Paul Blart: Mall Cop
An amalgam of everything that is wrong with middle America. An obese, Segway-riding, power-tripping mall security guard (Kevin James, TV’s King of Queens) hell-bent on asserting his moral authority and imposing his will on others finds himself alone in the mall with a bunch of “terrorists.” Surprise surprise, he saves the day and gets the girl. Aimed at the lowest common denominator, this has more contempt for its audience than Transformers 2 or Roland Emmerich’s particularly vomitous brand of apocalypse porn.
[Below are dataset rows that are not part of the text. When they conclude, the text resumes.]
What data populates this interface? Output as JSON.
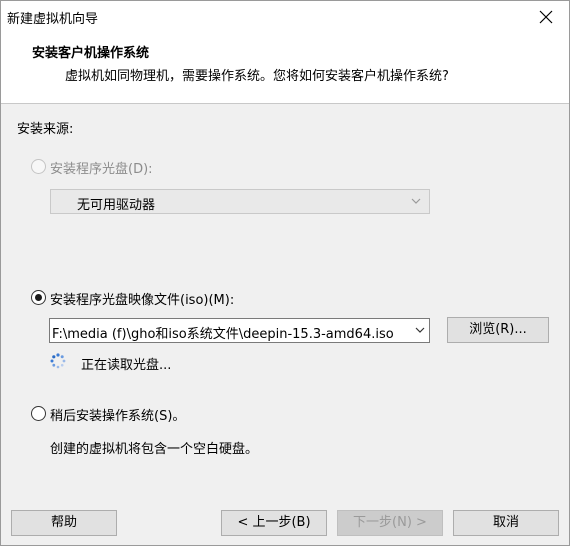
{
  "window": {
    "title": "新建虚拟机向导"
  },
  "header": {
    "title": "安装客户机操作系统",
    "subtitle": "虚拟机如同物理机，需要操作系统。您将如何安装客户机操作系统?"
  },
  "install_source": {
    "label": "安装来源:",
    "disc_option": {
      "label": "安装程序光盘(D):",
      "selected": false,
      "enabled": false,
      "drive_value": "无可用驱动器"
    },
    "iso_option": {
      "label": "安装程序光盘映像文件(iso)(M):",
      "selected": true,
      "path_value": "F:\\media (f)\\gho和iso系统文件\\deepin-15.3-amd64.iso",
      "browse_label": "浏览(R)...",
      "status_text": "正在读取光盘..."
    },
    "later_option": {
      "label": "稍后安装操作系统(S)。",
      "selected": false,
      "description": "创建的虚拟机将包含一个空白硬盘。"
    }
  },
  "footer": {
    "help_label": "帮助",
    "back_label": "< 上一步(B)",
    "next_label": "下一步(N) >",
    "cancel_label": "取消"
  }
}
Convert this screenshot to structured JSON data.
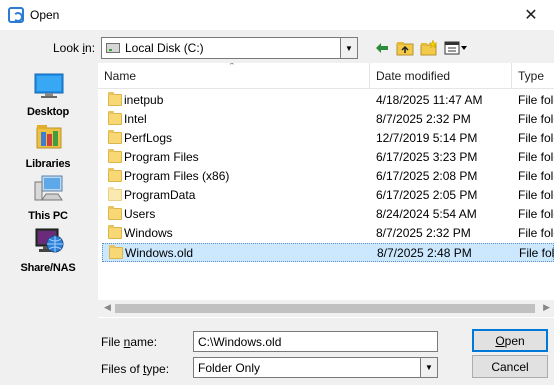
{
  "window": {
    "title": "Open",
    "close_glyph": "✕"
  },
  "lookin": {
    "label_pre": "Look ",
    "label_u": "i",
    "label_post": "n:",
    "value": "Local Disk (C:)"
  },
  "places": [
    {
      "label": "Desktop",
      "icon": "desktop-icon"
    },
    {
      "label": "Libraries",
      "icon": "libraries-icon"
    },
    {
      "label": "This PC",
      "icon": "this-pc-icon"
    },
    {
      "label": "Share/NAS",
      "icon": "share-nas-icon"
    }
  ],
  "columns": {
    "name": "Name",
    "date": "Date modified",
    "type": "Type"
  },
  "files": [
    {
      "name": "inetpub",
      "date": "4/18/2025 11:47 AM",
      "type": "File folder"
    },
    {
      "name": "Intel",
      "date": "8/7/2025 2:32 PM",
      "type": "File folder"
    },
    {
      "name": "PerfLogs",
      "date": "12/7/2019 5:14 PM",
      "type": "File folder"
    },
    {
      "name": "Program Files",
      "date": "6/17/2025 3:23 PM",
      "type": "File folder"
    },
    {
      "name": "Program Files (x86)",
      "date": "6/17/2025 2:08 PM",
      "type": "File folder"
    },
    {
      "name": "ProgramData",
      "date": "6/17/2025 2:05 PM",
      "type": "File folder"
    },
    {
      "name": "Users",
      "date": "8/24/2024 5:54 AM",
      "type": "File folder"
    },
    {
      "name": "Windows",
      "date": "8/7/2025 2:32 PM",
      "type": "File folder"
    },
    {
      "name": "Windows.old",
      "date": "8/7/2025 2:48 PM",
      "type": "File folder"
    }
  ],
  "filename": {
    "label_pre": "File ",
    "label_u": "n",
    "label_post": "ame:",
    "value": "C:\\Windows.old"
  },
  "filetype": {
    "label_pre": "Files of ",
    "label_u": "t",
    "label_post": "ype:",
    "value": "Folder Only"
  },
  "buttons": {
    "open_u": "O",
    "open_rest": "pen",
    "cancel": "Cancel"
  },
  "colors": {
    "accent": "#0078d7",
    "selection": "#cce8ff",
    "folder": "#f8d775"
  }
}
Inferior to Jody Hill’s riotous mall cop flick Observe and Report in almost every way, this is the cinematic equivalent of a nearly-indigestible 3a.m. kebab.

It’s pre-Bittorrent 1999, and a group of Star Wars nerds wants to sneak one of their number into Skywalker Ranch to see a workprint of The Phantom Menace before he dies of some kind of cancer that’s never really fully explained. There’s a road trip, a Kevin Smith-like level of pop culture reverence/homage, and the obligatory American Pie-style antics (and dick and fart jokes) expected from something of this calibre. There’s Kristen Bell (TV’s Veronica Mars, Heroes, and the uncredited voiceover on Gossip Girl) who provides both feminine wiles—boobies—and comic relief. There’s the always-great Jay Baruchel (from Judd Apatow’s oft-unjustly maligned Undeclared) and, up front, Sam Huntington, who it turns out hasn’t really done anything non-suckful since 1999’s glorious paean to glam-rock, Detroit Rock City. Great fun if you turn your mind off almost entirely—or are suitably inebriated.